The Jerusalem Andalusian Orchestra is an award-winning orchestra founded in 1994 in the city of Ashdod. However the orchestra’s home base recently moved to Jerusalem. Today, considered an Israeli musical and cultural icon, the orchestra tours extensively in Israel, Europe, and the US.
The orchestra is composed of around 30 musicians and lyricists with family origins from Tunisia, Morocco, and Russia. They feature traditional Sephardic Jewish-Arab and Andalusian music and poetry, and combine classical Arab-Andalusian and European instruments. The orchestra plays a variety of Andalusian genres, from west to east, including; An-Andalus, (music from the Iberian peninsula), Algerian, Sha’abi (Egyptian musical genre), Flamenco, Ladino, and world music. The orchestra’s artistic director and head conductor is Tom Cohen, who is also an accomplished mandolin player.

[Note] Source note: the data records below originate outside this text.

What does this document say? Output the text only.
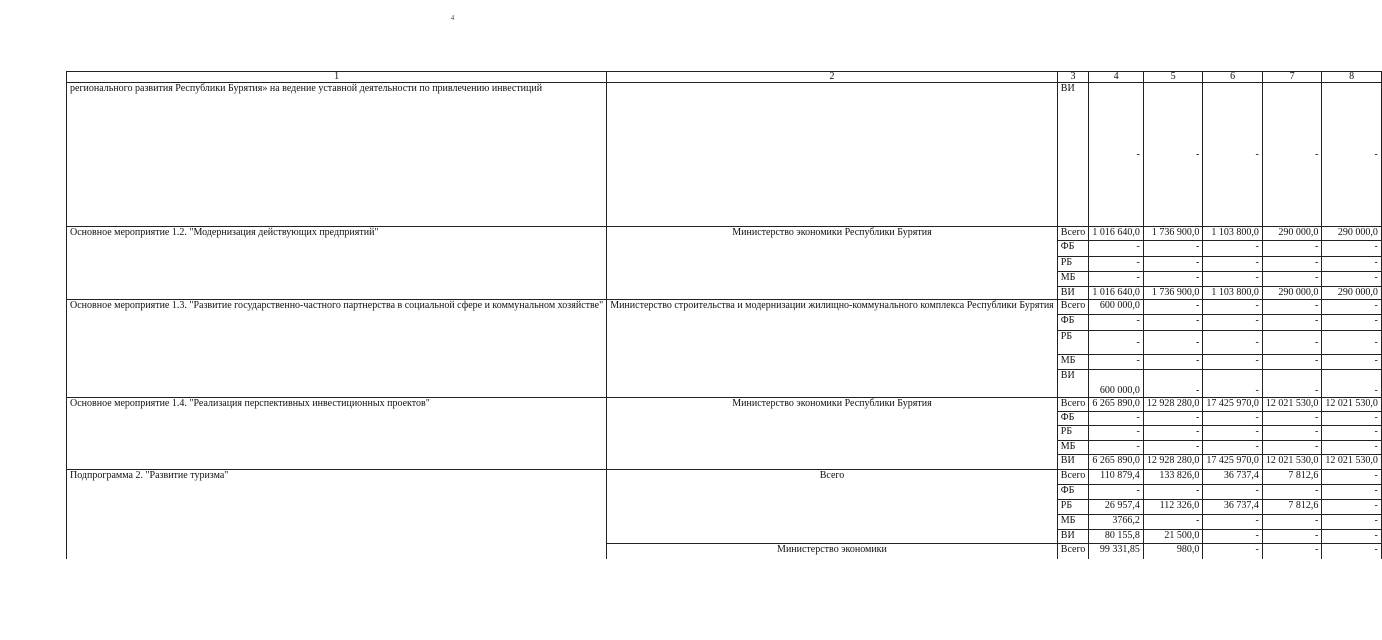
4
1	2	3	4	5	6	7	8
регионального развития Республики Бурятия» на ведение уставной деятельности по привлечению инвестиций		ВИ	-	-	-	-	-
Основное мероприятие 1.2. "Модернизация действующих предприятий"	Министерство экономики Республики Бурятия	Всего	1 016 640,0	1 736 900,0	1 103 800,0	290 000,0	290 000,0
		ФБ	-	-	-	-	-
		РБ	-	-	-	-	-
		МБ	-	-	-	-	-
		ВИ	1 016 640,0	1 736 900,0	1 103 800,0	290 000,0	290 000,0
Основное мероприятие 1.3. "Развитие государственно-частного партнерства в социальной сфере и коммунальном хозяйстве"	Министерство строительства и модернизации жилищно-коммунального комплекса Республики Бурятия	Всего	600 000,0	-	-	-	-
		ФБ	-	-	-	-	-
		РБ	-	-	-	-	-
		МБ	-	-	-	-	-
		ВИ	600 000,0	-	-	-	-
Основное мероприятие 1.4. "Реализация перспективных инвестиционных проектов"	Министерство экономики Республики Бурятия	Всего	6 265 890,0	12 928 280,0	17 425 970,0	12 021 530,0	12 021 530,0
		ФБ	-	-	-	-	-
		РБ	-	-	-	-	-
		МБ	-	-	-	-	-
		ВИ	6 265 890,0	12 928 280,0	17 425 970,0	12 021 530,0	12 021 530,0
Подпрограмма 2. "Развитие туризма"	Всего	Всего	110 879,4	133 826,0	36 737,4	7 812,6	-
		ФБ	-	-	-	-	-
		РБ	26 957,4	112 326,0	36 737,4	7 812,6	-
		МБ	3766,2	-	-	-	-
		ВИ	80 155,8	21 500,0	-	-	-
	Министерство экономики	Всего	99 331,85	980,0	-	-	-
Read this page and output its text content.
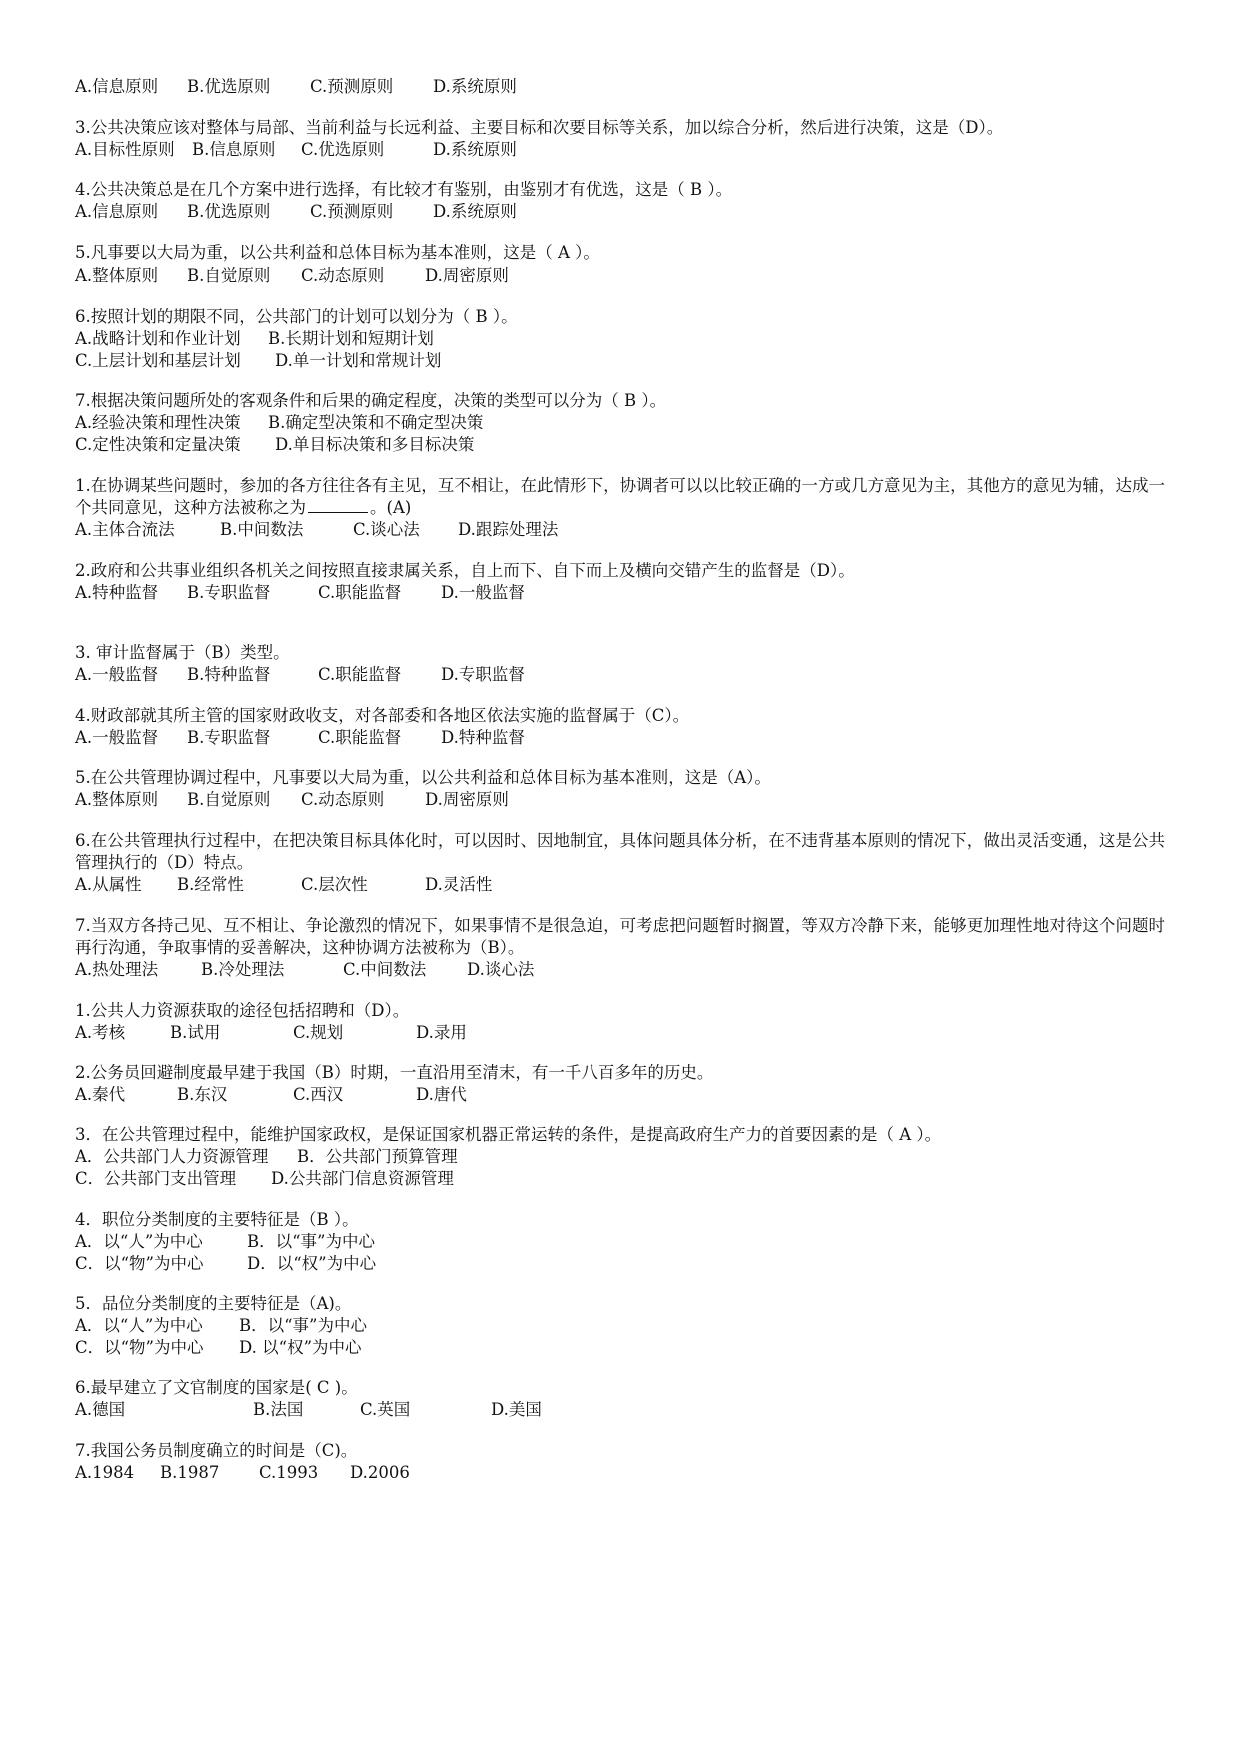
A.信息原则 B.优选原则 C.预测原则 D.系统原则
3.公共决策应该对整体与局部、当前利益与长远利益、主要目标和次要目标等关系，加以综合分析，然后进行决策，这是（D）。
A.目标性原则 B.信息原则 C.优选原则	D.系统原则
4.公共决策总是在几个方案中进行选择，有比较才有鉴别，由鉴别才有优选，这是（ B ）。
A.信息原则 B.优选原则 C.预测原则 D.系统原则
5.凡事要以大局为重，以公共利益和总体目标为基本准则，这是（ A ）。
A.整体原则 B.自觉原则 C.动态原则 D.周密原则
6.按照计划的期限不同，公共部门的计划可以划分为（ B ）。
A.战略计划和作业计划 B.长期计划和短期计划
C.上层计划和基层计划 D.单一计划和常规计划
7.根据决策问题所处的客观条件和后果的确定程度，决策的类型可以分为（ B ）。
A.经验决策和理性决策 B.确定型决策和不确定型决策
C.定性决策和定量决策 D.单目标决策和多目标决策
1.在协调某些问题时，参加的各方往往各有主见，互不相让，在此情形下，协调者可以以比较正确的一方或几方意见为主，其他方的意见为辅，达成一个共同意见，这种方法被称之为	。(A)
A.主体合流法	B.中间数法	C.谈心法 D.跟踪处理法
2.政府和公共事业组织各机关之间按照直接隶属关系，自上而下、自下而上及横向交错产生的监督是（D）。
A.特种监督 B.专职监督	C.职能监督 D.一般监督
3. 审计监督属于（B）类型。
A.一般监督 B.特种监督	C.职能监督 D.专职监督
4.财政部就其所主管的国家财政收支，对各部委和各地区依法实施的监督属于（C）。
A.一般监督 B.专职监督	C.职能监督 D.特种监督
5.在公共管理协调过程中，凡事要以大局为重，以公共利益和总体目标为基本准则，这是（A）。
A.整体原则 B.自觉原则 C.动态原则 D.周密原则
6.在公共管理执行过程中，在把决策目标具体化时，可以因时、因地制宜，具体问题具体分析，在不违背基本原则的情况下，做出灵活变通，这是公共管理执行的（D）特点。
A.从属性 B.经常性	C.层次性	D.灵活性
7.当双方各持己见、互不相让、争论激烈的情况下，如果事情不是很急迫，可考虑把问题暂时搁置，等双方冷静下来，能够更加理性地对待这个问题时再行沟通，争取事情的妥善解决，这种协调方法被称为（B）。
A.热处理法	B.冷处理法	C.中间数法 D.谈心法
1.公共人力资源获取的途径包括招聘和（D）。
A.考核	B.试用	C.规划	D.录用
2.公务员回避制度最早建于我国（B）时期，一直沿用至清末，有一千八百多年的历史。
A.秦代	B.东汉	C.西汉	D.唐代
3．在公共管理过程中，能维护国家政权，是保证国家机器正常运转的条件，是提高政府生产力的首要因素的是（ A ）。
A．公共部门人力资源管理 B．公共部门预算管理
C．公共部门支出管理 D.公共部门信息资源管理
4．职位分类制度的主要特征是（B ）。
A．以“人”为中心	B．以“事”为中心
C．以“物”为中心	D．以“权”为中心
5．品位分类制度的主要特征是（A)。
A．以“人”为中心 B．以“事”为中心
C．以“物”为中心 D. 以“权”为中心
6.最早建立了文官制度的国家是( C )。
A.德国	B.法国	C.英国	D.美国
7.我国公务员制度确立的时间是（C)。
A.1984 B.1987 C.1993 D.2006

In Andalusian music, voice and instruments come together as one. The liturgical songs of Andalusia began hundreds of years ago in a time when Muslims and Jews wrote words for the same Andalusian melodies, in Arabic and Hebrew. Over the years, these songs went on to form the core of the magnificent liturgical tradition of Moroccan Judaism and Hebraic communities in general.
Most of the musicians perform on classical western instruments; violin, viola, cello, contrabass, and oboe, using sheet music.
These are accompanied by a traditional ensemble of classic eastern instruments; oud (pear shaped string instrument) , kamanche, (spiked fiddle or knee violin), qanun (zither), ney (end blown flute), darbuka, (goblet shaped hand drum), and tar (lute). The musicians who play these instruments, play without sheet music, using the knowledge that has been passed on to them from generations.